2 Rappelons que sur ces 70 œuvres censées être d’imagination, il ne fait guère de doute qu’un certain nombre d’entre elles sont en réalité des copies, restées non identifiées à ce jour, donc non retenues ici en tant que copies. On en trouvera la liste à l’Annexe XI.
3 Les chiffres suivants se fondent sur un total de 256 copies relatives à l’Antiquité, ayant été calculés sur une base de données antérieure. La différence est insignifiante (4 copies). La mise à jour interviendra dans une édition ultérieure.
4 Il ne nous reste pratiquement rien de ses dessins d’atelier : à peine 33 dessins d’académies, deux toiles et deux dessins avec quelques touches d’aquarelle, à mettre en regard des très nombreuses séances de dessin à l’école de dessin d’Aix et chez Suisse pendant ses premières années à Paris qui ont dû se traduire par des centaines d’œuvres, ce qui nous donne la mesure de l’énorme quantité de dessins qui ne nous sont pas parvenus.
5 On a beaucoup parlé de la difficulté de Cezanne face à la femme en général et à sa nudité. Les témoignages sur ce point sont sujets à bien des interprétations, et mériteraient d’être examinés autant sur le plan des mœurs usuelles de l’époque que des particularités psychologiques de Paul. On peut douter qu’un homme qui se rend au bordel pour se détendre et en parle comme d’une chose assez naturelle à son ami Zola soit aussi inhibé qu’on le prétend parfois dans sa relation au sexe. Qu’il soit empêché de faire poser des femmes nues à Aix par peur du qu’en dira-t-on et du coup qu’il se rabatte sur une « vieille carne » — ce qui n’est pas rien ! — doit compter pour beaucoup dans cette abstention. Quoi qu’il en soit, une étude vraiment sérieuse des relations de Cezanne aux femmes reste à faire.
6 Voir mon étude sur « La figure humaine dans l’œuvre de Cezanne » sur le site internet
7 Joachim Gasquet, Cezanne, éditions Bernheim-Jeune, 1921, p. 66. Dans la suite, les citations de Cezanne sont tirées pour l’essentiel de cet ouvrage (téléchargeable sur Gallica), sorte de pot-pourri nourri de sources variées, bien repérées par Théodore Reff notamment. On sait qu’il s’agit en partie d’une œuvre d’imagination, mais pour autant, une fois échenillée des passages où l’auteur prête manifestement au peintre ses propres idées – ou celles de Bernard —, cette œuvre présente l’avantage de nous livrer de Cezanne et de sa vision de l’art un portrait tout à fait cohérent et des propos qui, au-delà de la forme littéraire propre à Gasquet, rendent bien compte pour l’essentiel de sa pensée profonde sur l’art.

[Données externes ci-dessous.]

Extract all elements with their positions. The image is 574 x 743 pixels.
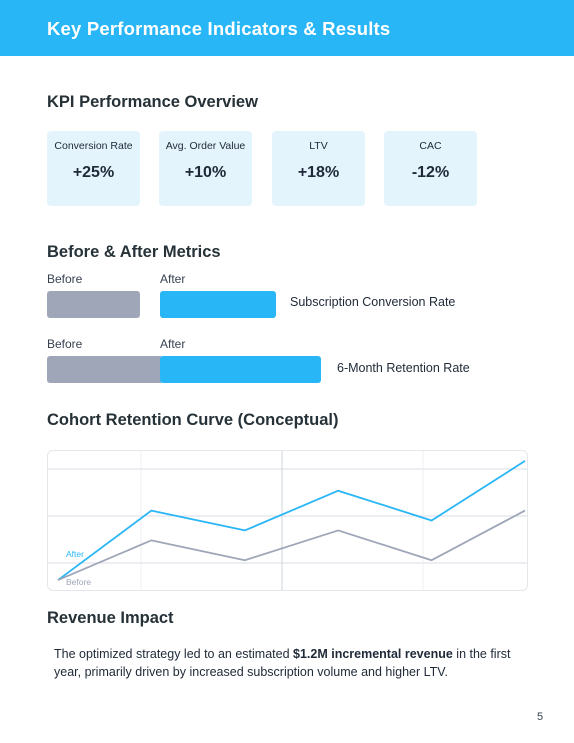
- before-bar-retention: [47, 356, 163, 383]
- kpi-label: CAC: [419, 140, 442, 152]
- metric-name-subscription-conversion: Subscription Conversion Rate: [290, 295, 456, 309]
- revenue-paragraph: The optimized strategy led to an estimat…: [54, 645, 514, 681]
- header-banner: Key Performance Indicators & Results: [0, 0, 574, 56]
- series-line-after: [57, 460, 526, 581]
- metric-name-retention: 6-Month Retention Rate: [337, 361, 470, 375]
- kpi-card-ltv: LTV +18%: [272, 131, 365, 206]
- kpi-label: Conversion Rate: [54, 140, 133, 152]
- before-label: Before: [47, 337, 83, 351]
- cohort-retention-chart: After Before: [47, 450, 528, 591]
- kpi-value: +10%: [184, 164, 227, 181]
- before-bar-subscription-conversion: [47, 291, 140, 318]
- revenue-highlight: $1.2M incremental revenue: [293, 647, 453, 661]
- before-label: Before: [47, 272, 83, 286]
- kpi-value: -12%: [411, 164, 450, 181]
- after-label: After: [160, 337, 186, 351]
- kpi-value: +25%: [72, 164, 115, 181]
- kpi-label: Avg. Order Value: [165, 140, 246, 152]
- after-label: After: [160, 272, 186, 286]
- kpi-card-conversion-rate: Conversion Rate +25%: [47, 131, 140, 206]
- chart-series: [57, 460, 526, 581]
- after-bar-retention: [160, 356, 321, 383]
- before-after-heading: Before & After Metrics: [47, 243, 221, 261]
- page-title: Key Performance Indicators & Results: [47, 18, 391, 39]
- revenue-text-start: The optimized strategy led to an estimat…: [54, 647, 294, 661]
- after-bar-subscription-conversion: [160, 291, 276, 318]
- cohort-chart-svg: After Before: [48, 451, 527, 590]
- kpi-card-cac: CAC -12%: [384, 131, 477, 206]
- revenue-text-end: in the first year, primarily driven by i…: [54, 647, 511, 679]
- series-label-before: Before: [66, 577, 91, 587]
- kpi-section-heading: KPI Performance Overview: [47, 93, 258, 111]
- revenue-heading: Revenue Impact: [47, 609, 174, 627]
- chart-grid: [48, 451, 527, 590]
- chart-labels: After Before: [66, 549, 91, 587]
- kpi-label: LTV: [309, 140, 328, 152]
- page-number: 5: [537, 711, 544, 723]
- kpi-card-avg-order-value: Avg. Order Value +10%: [159, 131, 252, 206]
- series-label-after: After: [66, 549, 84, 559]
- kpi-value: +18%: [297, 164, 340, 181]
- cohort-heading: Cohort Retention Curve (Conceptual): [47, 411, 339, 429]
- series-line-before: [57, 509, 526, 581]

8 on trouvera à titre documentaire en Annexe X la liste des artistes copiés par Cezanne et celle des copies que chacun a inspirées
9 Gasquet, op. cit. p. 84. On peut considérer ainsi que le terme de primitif renvoie chez Cezanne beaucoup plus à l’ethnologie qu’à l’histoire de l’art, compte tenu des jugements négatifs qu’il porte sur les Primitifs italiens, comme nous allons le voir.

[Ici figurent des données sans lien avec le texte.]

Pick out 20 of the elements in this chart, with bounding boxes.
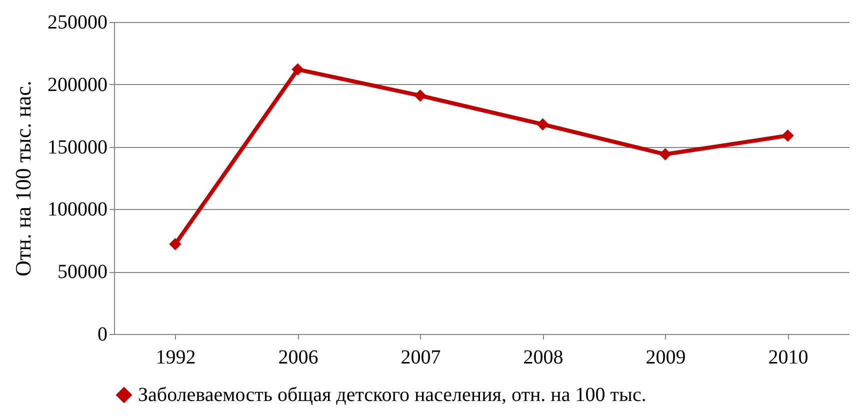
point (536, 118, 549, 130)
legend-label: Заболеваемость общая детского населения, отн. на 100 тыс. (138, 384, 646, 406)
x-tick-label: 2008 (523, 346, 564, 368)
y-axis-title: Отн. на 100 тыс. нас. (10, 80, 36, 276)
y-tick-label: 250000 (48, 12, 108, 34)
point (782, 129, 794, 142)
x-tick-label: 2006 (278, 346, 318, 368)
y-tick-label: 150000 (48, 136, 108, 158)
point (414, 90, 426, 102)
y-tick-label: 100000 (48, 198, 108, 221)
point (292, 63, 304, 76)
y-tick-label: 50000 (58, 261, 108, 284)
point (169, 238, 182, 250)
point (659, 148, 672, 160)
x-tick-label: 2009 (646, 346, 686, 368)
y-tick-label: 0 (98, 324, 108, 346)
x-tick-label: 1992 (156, 346, 196, 368)
y-tick-label: 200000 (48, 74, 108, 96)
x-tick-label: 2010 (768, 346, 808, 368)
x-tick-label: 2007 (400, 346, 441, 368)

10 Gasquet, op. cit. p. 93.
11 Gasquet, op. cit. p. 44.
12 Gasquet, op. cit., p. 93.
13 Rewald,  p. 375.
14 Voir mon étude A propos des “Études à partir de peintures assyriennes »
15 Ce sujet a été particulièrement développé dans de multiples articles et études qui nous dispensent d’y insister. Signalons simplement un des articles les plus récents et fort intéressant écrit par Faya Causey à l’occasion du symposium international de 2013 organisé par Judit Gesko : « Cezanne and the Past – Tradition and Creativity » : Cezanne and Antiquity, Museum of Fine Arts, Budapest, 2017.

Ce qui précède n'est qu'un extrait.